Inside, all of the rooms are small but nicely proportioned with high ceilings. The house has a typical turn-of-the-20th-century layout. There’s a side hall entry with the main parlor to the right and a staircase in its original unpainted chestnut leading up at the left. The parlor connects to a kitchen last renovated in the 1940s or ’50s—the cabinets are Lustron- era steel with shiny recessed pulls—which in turn opens onto a dining room that doubles as a music room.


“Most people assume anything old is really well built,” says the owner. Though this house is at least a century old, it was constructed as a summer house. Parts of it are cobbled together with materials that came easily to hand. The walls are an older form of drywall, which was a plus after she stripped wallpaper: they were easily repaired with a skim coat.

The front porch roof sheathing was also original, but no beauty: it had been put together with mismatched pieces of scrap wood, tree branches, and sheet metal. The ashing over the kitchen win- dow is an old Quaker Oil sign. “The house may be old, but they wasted nothing.

“When I first bought the house, all the walls were white. I really wanted mid tones to dark to complement the woodwork.” Saturated colors on the walls play up the rich tones of the original chestnut and fir woodwork and collections of paintings and family pictures. Apparently, there were a lot of artists in the family, and it’s easy to mistake a family portrait photo in the upstairs hall for Myrna Loy in one of her “Thin Man” movie concoctions of the 1930s and ’40s.

Most of the art in the house was drawn or painted by family and friends. Wallpaper is ‘Vine’, by the English Arts & Crafts designer William Morris.

Steve Gross & Susan Daley

Speaking of Myrna Loy, the owner was startled while watching TV one night to see an awfully familiar-looking kitchen in one of the series’ later movies. “My kitchen came straight out of ‘The Thin Man Goes Home’, from 1945!”

She had previously lived in St. Louis, Missouri, in a three-storey architect designed townhouse. That one was perfect for her role as a single mother: “It looked old, but it wasn’t,” she says. “I loved that.”

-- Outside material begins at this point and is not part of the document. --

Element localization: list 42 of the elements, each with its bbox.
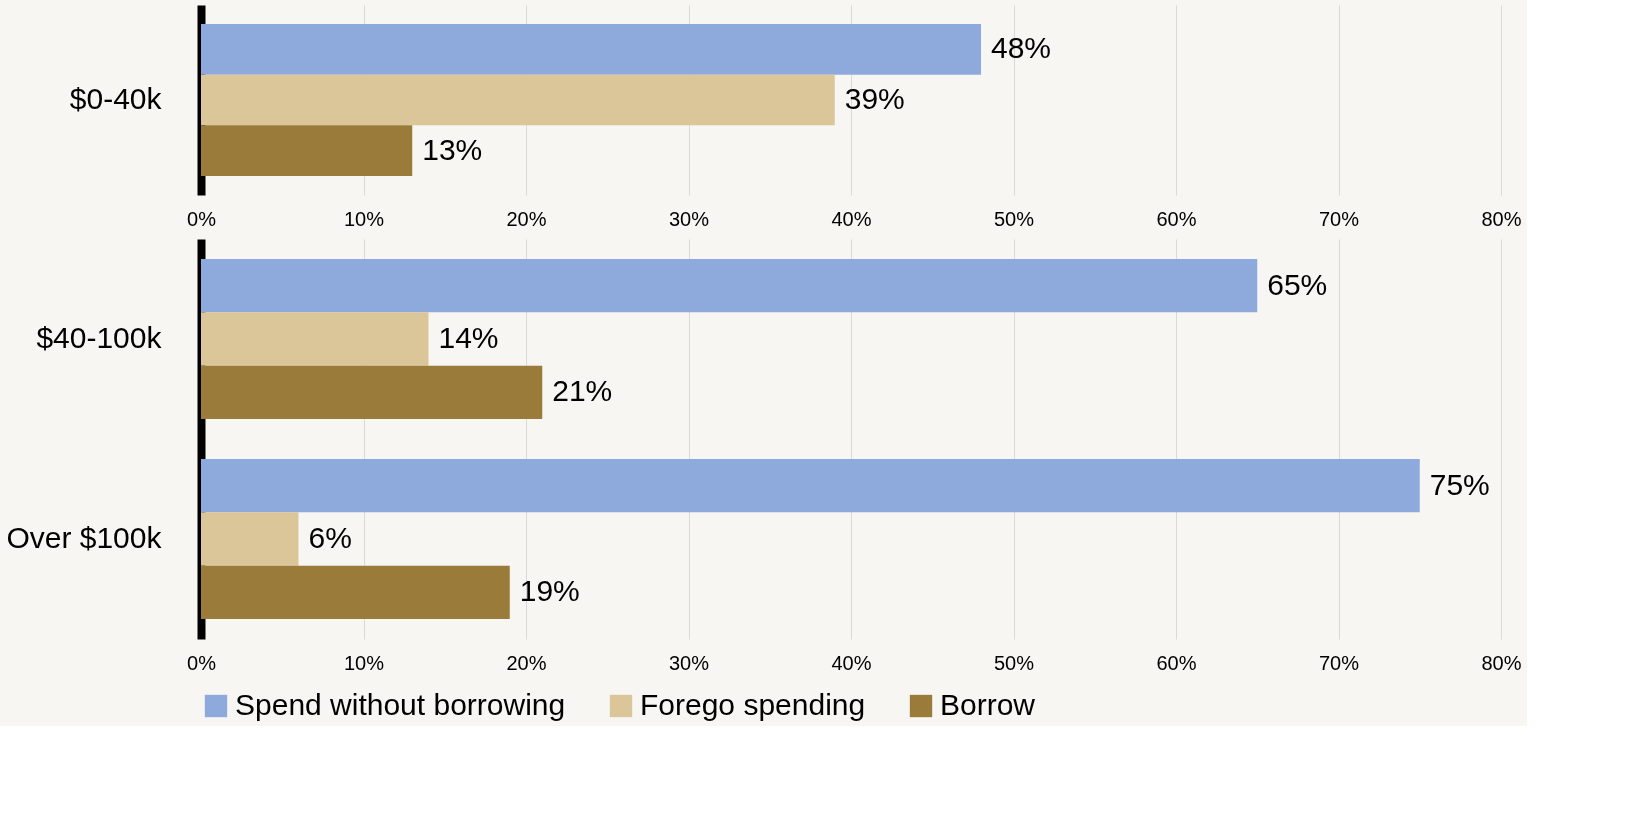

A long exit from her career in the Midwest gave her time to consider what possessions, if any, she would bring with her when she finally made her move. Ultimately, “the only things I moved from St. Louis were paintings and books. The first night I was here, I slept on the floor with a blanket and pillow.”

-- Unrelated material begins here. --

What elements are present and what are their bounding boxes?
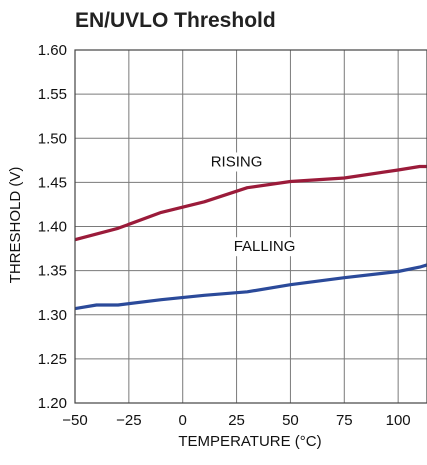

With an eclectic yet discerning eye, she furnished the house with vintage treasures that fit specifically into the compact floor plan. Most were acquired inexpensively. An exception is the chestnut living room coffee table, which is French. “I just instantly knew I should buy it.” The top slides out for impromptu meals.

The Morris-design pillows on the Stickley sofa in the living room came from Red House, William Morris’s home near London. The French chest that serves as a coffee table is chestnut, like most of the woodwork on the parlor level. The Arts & Crafts bookcases were eBay finds. The chair is Stickley, upholstered in Schumacher fabric.

Steve Gross & Susan Daley

Many, many items came from eBay, and quite a number were acquired at the local dump. There are a few family pieces, notably a purely decorative ceramic piece crowned with tomatoes resting on the dining-room sideboard. Her father, she says, was a bit thrifty, even when it came to buying his wife presents. “My mother’s strategy, whenever she wanted something, was to buy it for him.”

The highly figured wood of the staircase and parlor colonnade is American chestnut, never stained or painted. The entry hall chandelier is a restored antique dating to the early 20th century.

Steve Gross & Susan Daley

Besotted with the tomatoes, she bought the colorful piece as a present one December. “When my father opened it on Christmas morning, we all—my brothers and I—burst out in gales of laughter.”

She’s able to laugh at herself with just as much glee. The ‘Strawberry Thief’ pillows on the sofa in the living room came from Red House, the home Philip Webb designed for William Morris in Bexleyheath. The pillows were reasonably priced, “but it probably cost me $200 to ship them,” she says. “So I call them the world’s most expensive pillows.”